La rupture ne passe donc plus par la fuite, comme le prônait initialement Peter Thiel, mais par une fragmentation interne, parfois à l’intérieur même de territoires existants. Ce qui m’a surpris, c’est l’enthousiasme avec lequel les figures de la tech ont soutenu Trump. Elles ne se sont pas contentées de l’appuyer, mais sont devenues des partenaires actifs du pouvoir — ou plutôt, de son démantèlement. Je n'avais pas non plus anticipé ce qu'Alexander Karp [PDG de Palantir Technologies, ndlr] appelle la “république technologique”. Cette idée que l'on peut dépouiller la bureaucratie et la remplacer par des programmes d'intelligence artificielle. À l’époque, je pensais que ce genre de personnes chercheraient à fuir l’État. Or, le fait qu'ils se retranchent aujourd’hui au cœur du pouvoir est tout à fait frappant.
Ville-entreprise, archipel, zone économique spéciale, cité-État... Votre livre foisonne d’exemples de territoires détachés des États-nations. Qu’est-ce qu’une zone, au fond ?
Q. S. : Je la définis comme une juridiction infranationale dotée de son propre ensemble de taxes, de lois et de réglementations, destinées à la rendre plus accueillante pour les investisseurs en capitaux mobiles. Dans le cas d'une zone économique spéciale, l'intérêt est de payer moins de droits de douane. Par exemple, si vous importez chaque pièce d’un aspirateur séparément, vous payez des taxes sur chacune d’entre elles. Mais si vous réunissez tout dans une zone offshore et que vous l'assemblez dedans, puis que vous faites “entrer” aux États-Unis la marchandise, vous ne paierez des taxes que sur un seul produit. Et dans un contexte de retour du protectionnisme, ces zones prennent de l’importance. Mais leur logique change radicalement quand il s’agit de contrôler des flux humains plutôt que des flux financiers.

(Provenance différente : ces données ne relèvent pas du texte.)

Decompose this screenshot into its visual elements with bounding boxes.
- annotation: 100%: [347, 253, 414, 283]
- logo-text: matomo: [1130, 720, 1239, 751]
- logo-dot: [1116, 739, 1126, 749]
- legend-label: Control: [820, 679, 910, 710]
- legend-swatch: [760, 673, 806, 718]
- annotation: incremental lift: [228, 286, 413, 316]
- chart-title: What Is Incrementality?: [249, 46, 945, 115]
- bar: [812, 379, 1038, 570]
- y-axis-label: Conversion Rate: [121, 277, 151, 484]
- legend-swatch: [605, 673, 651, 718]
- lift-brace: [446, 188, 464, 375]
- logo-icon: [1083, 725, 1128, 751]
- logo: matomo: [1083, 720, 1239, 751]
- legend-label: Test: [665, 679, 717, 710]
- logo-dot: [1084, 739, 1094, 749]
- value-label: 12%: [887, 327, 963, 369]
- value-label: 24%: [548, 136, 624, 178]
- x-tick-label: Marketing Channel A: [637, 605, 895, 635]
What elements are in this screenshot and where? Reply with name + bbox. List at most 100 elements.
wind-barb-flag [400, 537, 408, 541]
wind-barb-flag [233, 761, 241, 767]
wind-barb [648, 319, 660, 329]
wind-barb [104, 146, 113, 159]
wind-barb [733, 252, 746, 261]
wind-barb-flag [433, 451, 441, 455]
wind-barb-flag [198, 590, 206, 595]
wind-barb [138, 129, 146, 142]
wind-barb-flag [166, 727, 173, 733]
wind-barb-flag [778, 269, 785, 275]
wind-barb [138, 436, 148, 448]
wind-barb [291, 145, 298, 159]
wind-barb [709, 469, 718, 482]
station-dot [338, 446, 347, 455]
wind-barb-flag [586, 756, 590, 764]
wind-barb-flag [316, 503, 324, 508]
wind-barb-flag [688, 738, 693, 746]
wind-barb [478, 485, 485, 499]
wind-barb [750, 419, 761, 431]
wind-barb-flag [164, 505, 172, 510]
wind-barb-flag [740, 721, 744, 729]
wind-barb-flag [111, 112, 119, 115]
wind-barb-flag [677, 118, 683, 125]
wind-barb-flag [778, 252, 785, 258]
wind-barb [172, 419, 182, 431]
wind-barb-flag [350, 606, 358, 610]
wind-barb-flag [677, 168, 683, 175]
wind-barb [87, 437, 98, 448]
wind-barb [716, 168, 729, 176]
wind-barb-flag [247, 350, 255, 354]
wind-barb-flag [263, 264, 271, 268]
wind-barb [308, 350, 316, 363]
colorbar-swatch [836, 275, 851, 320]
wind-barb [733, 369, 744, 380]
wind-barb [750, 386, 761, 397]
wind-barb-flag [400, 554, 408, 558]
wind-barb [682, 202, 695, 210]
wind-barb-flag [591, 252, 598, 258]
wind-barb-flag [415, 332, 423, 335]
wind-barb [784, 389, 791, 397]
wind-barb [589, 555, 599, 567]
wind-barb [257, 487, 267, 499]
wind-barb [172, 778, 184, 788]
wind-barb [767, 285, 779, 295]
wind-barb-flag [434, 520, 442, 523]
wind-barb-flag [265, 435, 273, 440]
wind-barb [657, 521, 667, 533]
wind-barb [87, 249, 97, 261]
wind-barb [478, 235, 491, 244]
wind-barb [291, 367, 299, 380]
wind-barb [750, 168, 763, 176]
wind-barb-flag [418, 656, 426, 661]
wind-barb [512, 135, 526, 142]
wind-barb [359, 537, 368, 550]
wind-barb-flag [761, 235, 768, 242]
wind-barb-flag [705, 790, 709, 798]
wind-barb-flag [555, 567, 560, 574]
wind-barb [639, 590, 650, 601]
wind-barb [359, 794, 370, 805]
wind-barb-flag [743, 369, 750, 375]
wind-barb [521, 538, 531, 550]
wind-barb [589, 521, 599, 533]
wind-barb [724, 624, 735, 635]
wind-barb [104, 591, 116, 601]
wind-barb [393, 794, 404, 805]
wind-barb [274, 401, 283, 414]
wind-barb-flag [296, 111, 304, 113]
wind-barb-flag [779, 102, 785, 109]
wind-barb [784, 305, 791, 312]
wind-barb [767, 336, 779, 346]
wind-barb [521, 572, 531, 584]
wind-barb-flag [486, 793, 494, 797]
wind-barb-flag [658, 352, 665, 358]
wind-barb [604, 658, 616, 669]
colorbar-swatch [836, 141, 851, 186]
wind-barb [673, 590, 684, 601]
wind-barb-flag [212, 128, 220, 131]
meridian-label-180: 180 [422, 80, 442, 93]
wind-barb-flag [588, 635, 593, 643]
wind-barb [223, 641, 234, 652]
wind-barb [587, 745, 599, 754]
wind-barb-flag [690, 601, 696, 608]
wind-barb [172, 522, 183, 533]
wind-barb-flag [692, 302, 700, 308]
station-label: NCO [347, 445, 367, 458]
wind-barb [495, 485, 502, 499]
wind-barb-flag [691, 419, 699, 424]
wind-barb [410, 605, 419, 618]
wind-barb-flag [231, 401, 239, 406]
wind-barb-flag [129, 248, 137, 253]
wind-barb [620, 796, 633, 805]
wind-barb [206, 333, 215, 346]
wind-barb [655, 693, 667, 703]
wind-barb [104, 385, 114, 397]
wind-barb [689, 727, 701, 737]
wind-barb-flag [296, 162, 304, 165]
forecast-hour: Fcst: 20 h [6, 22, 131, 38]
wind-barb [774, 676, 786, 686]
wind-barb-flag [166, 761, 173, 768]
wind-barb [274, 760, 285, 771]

Aussi, je multiplie volontairement les catégories, car elles reflètent la pratique elle-même. En effet, la zone n’a rien d’uniforme : elle reflète une réalité fragmentée. Je me souviens avoir envisagé le titre Anti-républiques, en opposition à l’idéal post-1945 de l’État-nation démocratique, fondé sur la souveraineté populaire, l’autodétermination, l’égalité civique… La zone est au contraire une façon de dire : « Non, il y a plusieurs avenirs possibles. Nous n'avons pas besoin d'être contraints par le modèle des nations. Dites-moi ce que vous voulez. Voici le menu. Vous êtes l'investisseur. Faites votre choix. Personnalisez ». Il s'agit de faire de la souveraineté un produit sur mesure. Comme vous vous feriez faire faire un costume sur mesure plutôt que d'en acheter un dans le commerce. Le roman d’anticipation Le Samouraï Virtuel de Neal Stephenson, [paru en 1992] illustre parfaitement cette idée de souveraineté fragmentée dans un territoire marchandisé. On y trouve des entités comme les burbclaves (contraction de suburb et enclave) ou les Franchulates (des territoires gouvernés par des franchises). Je reprends ces termes dans mon livre, avec l’idée que vous pouvez aujourd’hui avoir votre zone d'apartheid ou votre zone de type Hong Kong. C’est à la carte.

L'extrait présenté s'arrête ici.